Hmm, I just had a look and I'm pretty sure the error is because your data are lovely and clean, and all names are exactly matching the author (i.e. there are no exact matches without author).

We'll try to fix this bug ASAP but in the meantime (and for anyone else with this issue), here's the workaround: add a name that doesn't match. You could also match without the author string, but if you've got that data it's better to make use of it.

In your example, I added the dummy species "Artemisia vulgaris not L" and managed to match the rest of the names. In terms of dummy name generation, I think better to use a species name that exactly matches, but an author string that does not (could be left blank).

Thanks for catching this - please let me know if this workaround isn't working-around for you!

df <- data.frame(TaxonName = c("Artemisia vulgaris", "Artemisia vulgaris", "Salix sitchensis", "Elytrigia caespitosa", "Artemisia vulgaris", "Potentilla glandulosa", "Malus coronaria", "Dioscorea esculenta", "Brickellia veronicifolia"), 
                 Authority = c("not L", "L.", "Sanson ex Bong.", "(K.Koch) Nevski", "L.", "Lindl.", "(L.) Mill.", "(Lour.) Burkill", "(Kunth) A.Gray"), 
                 TaxonID = c(1, 35, 333, 124, 34, 303, 231, 112, 55))

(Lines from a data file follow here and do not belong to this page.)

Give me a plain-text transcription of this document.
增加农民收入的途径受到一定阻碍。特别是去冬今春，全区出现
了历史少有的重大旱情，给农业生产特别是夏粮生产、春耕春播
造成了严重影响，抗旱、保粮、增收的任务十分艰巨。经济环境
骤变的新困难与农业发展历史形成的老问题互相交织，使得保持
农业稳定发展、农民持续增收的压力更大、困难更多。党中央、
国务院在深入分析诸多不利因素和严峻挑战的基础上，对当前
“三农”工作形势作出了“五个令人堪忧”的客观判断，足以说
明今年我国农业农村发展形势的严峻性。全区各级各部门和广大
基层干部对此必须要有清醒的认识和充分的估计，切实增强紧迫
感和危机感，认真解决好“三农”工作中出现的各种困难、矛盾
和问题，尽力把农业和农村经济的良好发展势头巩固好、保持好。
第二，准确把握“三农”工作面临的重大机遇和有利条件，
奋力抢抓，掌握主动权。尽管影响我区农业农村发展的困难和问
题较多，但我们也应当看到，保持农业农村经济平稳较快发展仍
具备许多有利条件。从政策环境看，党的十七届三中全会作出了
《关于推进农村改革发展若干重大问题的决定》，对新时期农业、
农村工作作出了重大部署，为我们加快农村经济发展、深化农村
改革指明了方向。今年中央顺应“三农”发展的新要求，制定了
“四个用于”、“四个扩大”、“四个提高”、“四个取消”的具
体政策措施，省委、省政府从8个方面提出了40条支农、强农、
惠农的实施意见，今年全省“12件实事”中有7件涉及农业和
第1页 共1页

wcvp.out <- wcvp_match_names(names_df = df, name_col = "TaxonName", author_col = "Authority", id_col = "TaxonID", fuzzy = F)
nlkinlock commented 1 year ago

Thanks very much for the quick response, Matilda. I've tried the workaround (specifically, changing the author string to be blank for a single dummy species), and it seems to be working.

Of course, the names I'm working with are often not so nice, but these situations do arise from time to time!